We can do it – one school at a time. We just have to ask the right questions. And those questions are about students learning – not about numbers.

The NAACP Tells It As It Is

An English teacher friend of mine was a finalist for Connecticut Teacher of the Year in the mid 90’s.  As one of the culminating steps in the selection process, the four finalists were assigned a topic little was known about at the time. They were instructed to research it and present their findings to an audience.

The topic was charter schools.There were no charter schools in Connecticut at the time. My friend concluded that the worth of charter schools would depend on the answers to two questions:

1) Will the innovations created at charter schools inform and improve the public schools that the vast majority of children and adolescents in the U.S. attend?

2) Will charter schools be held accountable to address student needs as traditional public schools are required to do?

Fast forward to 2017: We now have had charter schools in Connecticut for 21 years. The answers to my friend’s two questions came from the NAACP.

The NAACP, long concerned about the education of children of color, in 2016 passed a resolution calling for a moratorium on opening any more charter schools across the country. Then, from December 2016 through April 2017, a NAACP task force conducted a listening tour, focusing on seven states (including Connecticut), to gather information about existing charter schools and K-12 public schools in general. The answers to my friend’s two questions were part of the report of the NAACP Task Force entitled “Quality Education For All … One School At A Time” . 

The NAACP Task Force Report answered the first question with an emphatic NO. The report states: “Charter schools were created with more flexibility because they were expected to innovate and infuse new ideas into the traditional public school system. However, that aspect of the promise never materialized”. There has been no carryover from the charter schools to the traditional public schools.
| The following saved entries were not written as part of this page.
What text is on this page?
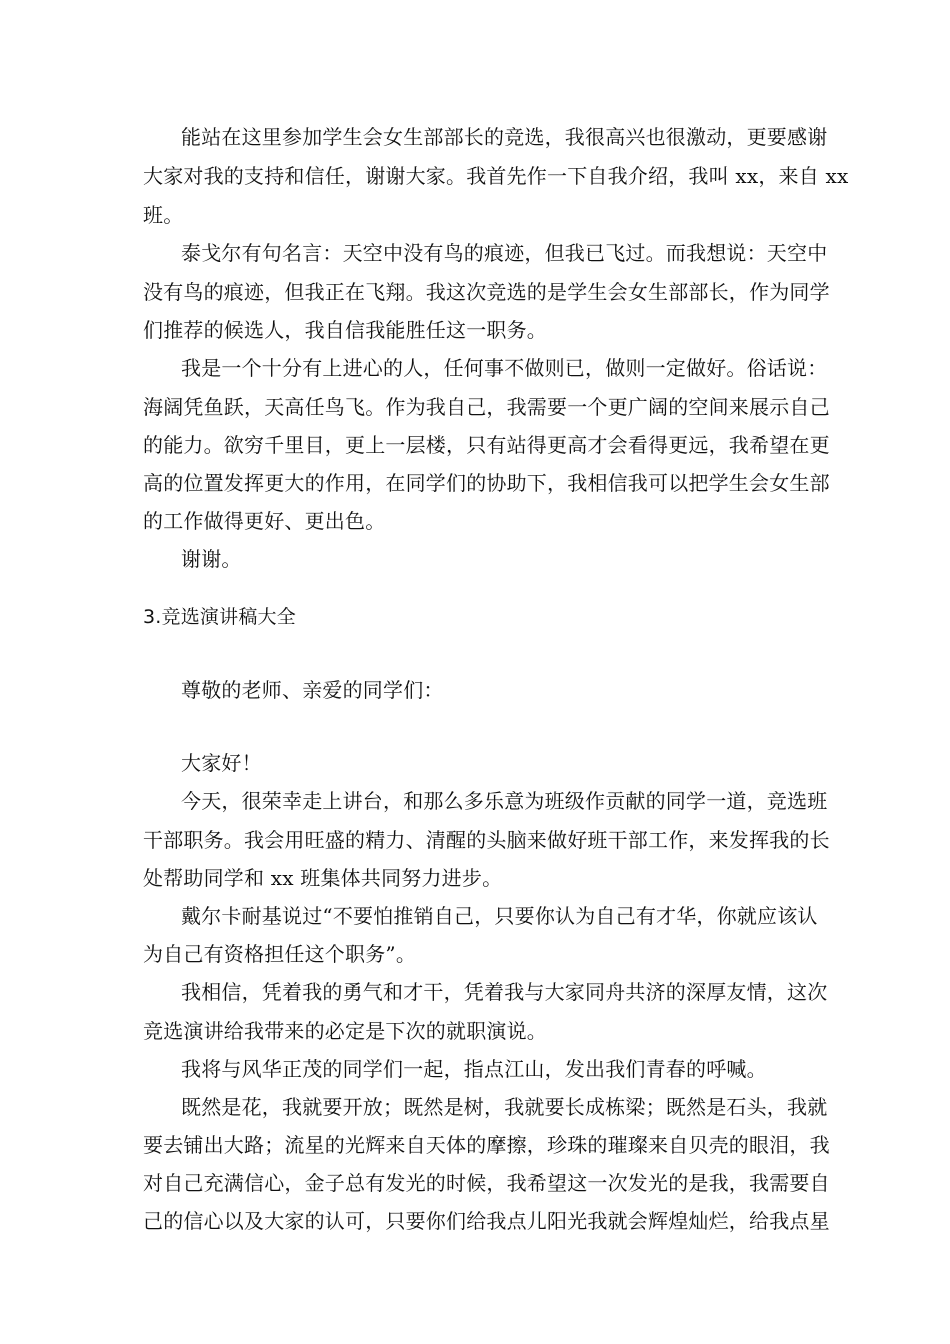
能站在这里参加学生会女生部部长的竞选，我很高兴也很激动，更要感谢
大家对我的支持和信任，谢谢大家。我首先作一下自我介绍，我叫 xx，来自 xx
班。
泰戈尔有句名言：天空中没有鸟的痕迹，但我已飞过。而我想说：天空中
没有鸟的痕迹，但我正在飞翔。我这次竞选的是学生会女生部部长，作为同学
们推荐的候选人，我自信我能胜任这一职务。
我是一个十分有上进心的人，任何事不做则已，做则一定做好。俗话说：
海阔凭鱼跃，天高任鸟飞。作为我自己，我需要一个更广阔的空间来展示自己
的能力。欲穷千里目，更上一层楼，只有站得更高才会看得更远，我希望在更
高的位置发挥更大的作用，在同学们的协助下，我相信我可以把学生会女生部
的工作做得更好、更出色。
谢谢。
3.竞选演讲稿大全
尊敬的老师、亲爱的同学们：
大家好！
今天，很荣幸走上讲台，和那么多乐意为班级作贡献的同学一道，竞选班
干部职务。我会用旺盛的精力、清醒的头脑来做好班干部工作，来发挥我的长
处帮助同学和 xx 班集体共同努力进步。
戴尔卡耐基说过“不要怕推销自己，只要你认为自己有才华，你就应该认
为自己有资格担任这个职务”。
我相信，凭着我的勇气和才干，凭着我与大家同舟共济的深厚友情，这次
竞选演讲给我带来的必定是下次的就职演说。
我将与风华正茂的同学们一起，指点江山，发出我们青春的呼喊。
既然是花，我就要开放；既然是树，我就要长成栋梁；既然是石头，我就
要去铺出大路；流星的光辉来自天体的摩擦，珍珠的璀璨来自贝壳的眼泪，我
对自己充满信心，金子总有发光的时候，我希望这一次发光的是我，我需要自
己的信心以及大家的认可，只要你们给我点儿阳光我就会辉煌灿烂，给我点星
Charter schools have not been learning labs, free from the restrictions imposed on public schools, which try out new ideas that benefit the larger population of students in public schools. Charter schools have failed in fulfilling their original purpose.

The NAACP Task Force Report also states that, in addition to not improving education in general, the education that charter schools provide to their students is questionable. The report quotes a large scale study of student data from the Center for Research Outcomes (CREDO) at Stanford University’s Hoover Institute that found that 17% of charter schools produced academic gains better than traditional public schools, 37% of charter schools performed worse than their traditional public schools counterparts serving similar students, 46% of the schools showed no difference.  The NAACP Task Force Report goes on to state that there are better ways, other than charter schools, to improve student achievement, such as reducing class size.

The NAACP Task Force Report answered the second question with a resounding NOT YET and made specific recommendations for holding existing charter schools accountable.  The NAACP report criticizes charters for taking public tax money but not letting the public know how they spend that money. The report also criticizes charter schools for not accepting its share of children with learning issues and children who do not speak English as their first language and for counseling out students who will not be successful on measures such as standardized tests or graduation rates. In addition, the report criticizes charter schools for giving students inexperienced and uncertified teachers and for suspending and expelling students for behavioral issues at a much higher rate than traditional public schools.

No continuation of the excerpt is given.